What Do I Do Next???

4 Replies

Will try to make this as short as possible.  I received a call from a motivated seller and here is the scenario he described.  He got a divorce and filed bankruptcy two years ago.  The property was a rental at the time of bankruptcy and since it was rented the seller continued to make the mortgage payments.  About four months ago the renters left in the middle of the night so he stopped making payments.  Someone also told him that since he filed bankruptcy he should just let the house go.  He has been getting correspondence from the bank encouraging him to get the payments caught up, and, they have also told him they would agree to a short sale.  We are in Texas, which is horrible for short sales ( a lot of realtors won't even handle them).  He is going to call the bank on Tuesday to find out how much equity he has but he definitely does not want to come out of pocket.

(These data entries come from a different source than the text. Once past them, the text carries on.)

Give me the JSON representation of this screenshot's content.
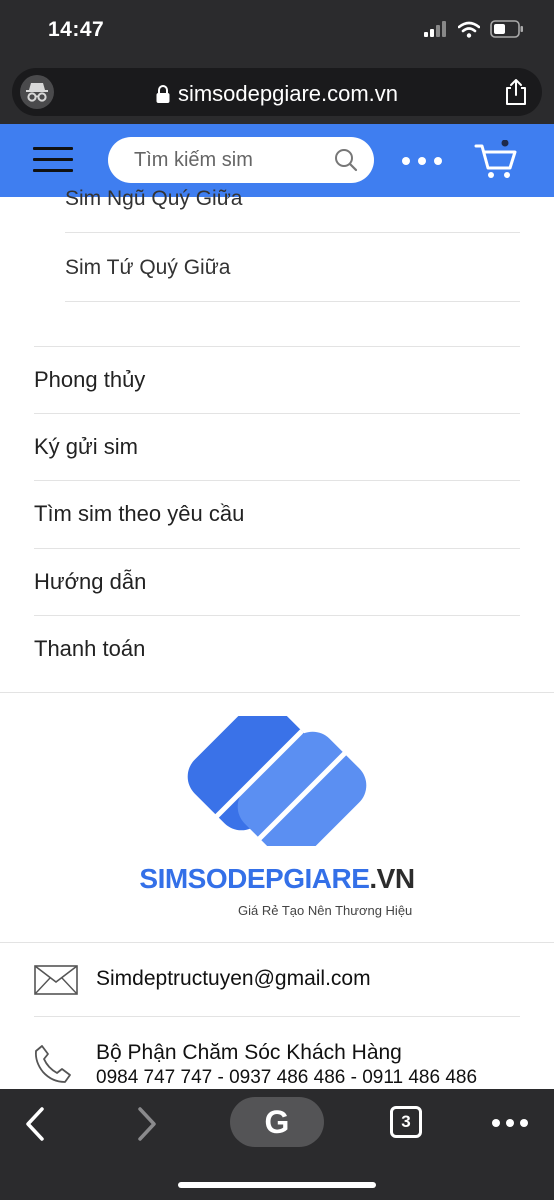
{
  "status_bar": {
    "time": "14:47"
  },
  "browser": {
    "url": "simsodepgiare.com.vn"
  },
  "header": {
    "search_placeholder": "Tìm kiếm sim",
    "accent_color": "#3f7ef0"
  },
  "menu": {
    "sub_items": [
      {
        "label": "Sim Ngũ Quý Giữa"
      },
      {
        "label": "Sim Tứ Quý Giữa"
      }
    ],
    "main_items": [
      {
        "label": "Phong thủy"
      },
      {
        "label": "Ký gửi sim"
      },
      {
        "label": "Tìm sim theo yêu cầu"
      },
      {
        "label": "Hướng dẫn"
      },
      {
        "label": "Thanh toán"
      }
    ]
  },
  "logo": {
    "brand_main": "SIMSODEPGIARE",
    "brand_suffix": ".VN",
    "tagline": "Giá Rẻ Tạo Nên Thương Hiệu"
  },
  "contact": {
    "email": "Simdeptructuyen@gmail.com",
    "phone_title": "Bộ Phận Chăm Sóc Khách Hàng",
    "phone_numbers": "0984 747 747 - 0937 486 486 - 0911 486 486"
  },
  "toolbar": {
    "google_label": "G",
    "tab_count": "3"
  },
  "icons": {
    "incognito": "incognito-icon",
    "lock": "lock-icon",
    "share": "share-icon",
    "menu": "hamburger-icon",
    "search": "search-icon",
    "more": "more-icon",
    "cart": "cart-icon",
    "email": "envelope-icon",
    "phone": "phone-icon"
  }
}
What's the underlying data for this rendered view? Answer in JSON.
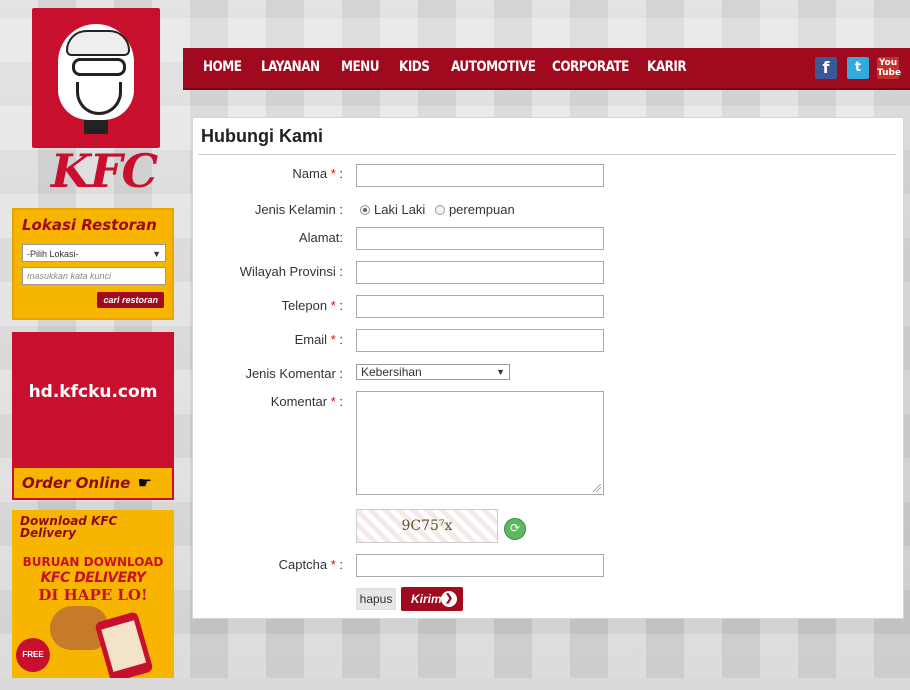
{
  "brand": {
    "logo_text": "KFC"
  },
  "nav": {
    "items": [
      "HOME",
      "LAYANAN",
      "MENU",
      "KIDS",
      "AUTOMOTIVE",
      "CORPORATE",
      "KARIR"
    ],
    "social": [
      {
        "name": "facebook",
        "glyph": "f"
      },
      {
        "name": "twitter",
        "glyph": "t"
      },
      {
        "name": "youtube",
        "glyph": "You Tube"
      }
    ]
  },
  "sidebar": {
    "lokasi": {
      "title": "Lokasi Restoran",
      "select_value": "-Pilih Lokasi-",
      "input_placeholder": "masukkan kata kunci",
      "button": "cari restoran"
    },
    "hd": {
      "site": "hd.kfcku.com",
      "order_label": "Order Online"
    },
    "download": {
      "title": "Download KFC Delivery",
      "line1": "BURUAN DOWNLOAD",
      "line2": "KFC DELIVERY",
      "line3": "DI HAPE LO!",
      "badge": "FREE"
    }
  },
  "form": {
    "title": "Hubungi Kami",
    "required_mark": "*",
    "labels": {
      "nama": "Nama",
      "jenis_kelamin": "Jenis Kelamin :",
      "alamat": "Alamat:",
      "wilayah": "Wilayah Provinsi :",
      "telepon": "Telepon",
      "email": "Email",
      "jenis_komentar": "Jenis Komentar :",
      "komentar": "Komentar",
      "captcha": "Captcha"
    },
    "gender_options": [
      "Laki Laki",
      "perempuan"
    ],
    "gender_selected": "Laki Laki",
    "jenis_komentar_value": "Kebersihan",
    "captcha_text": "9C75⁷x",
    "buttons": {
      "hapus": "hapus",
      "kirim": "Kirim"
    }
  },
  "colors": {
    "kfc_red": "#a00a1f",
    "kfc_yellow": "#f7b500",
    "required": "#e00000"
  }
}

This would potentially be my first property (yes, total newbie) and this sounds very messy.  My guess is it won't go anywhere, but would like to use this as a learning opportunity.

What options do I have available (i.e. does it have to be a short sale)?  What should I attempt to do next?  I have asked him to provide me with a contact person from the bank and the equity amount when he gets it. 

Whew!  What a mess!

@Pat Healey  I would ask him about his mortgage payments.  See if there is any room for you to be able to take over payments and get a renter in there to cover the mortgage and get you some cash flow.  This would be doing a subject to and then renting it to a tenant buyer that could possibly put down the amount of back payments owed as a down payment.  

That sounds like such a good idea. Everybody wins. This is why I love this site.

I think @Carolina E probably has your best option laid out for you. If you can line-up a renter then going the Sub2 route seems like it might be a great idea. Obviously that is going to depend upon the PITI and what the rental comps in the area look like, but if it's good enough even if the renter can't cover the back payments it could still be worth it to pay it current and then recoup that money on the cashflow.

Good luck with it.  Keep us informed as to what happens.

Thanks for your feedback everyone!  I'll definitely let you know what (if anything) happens.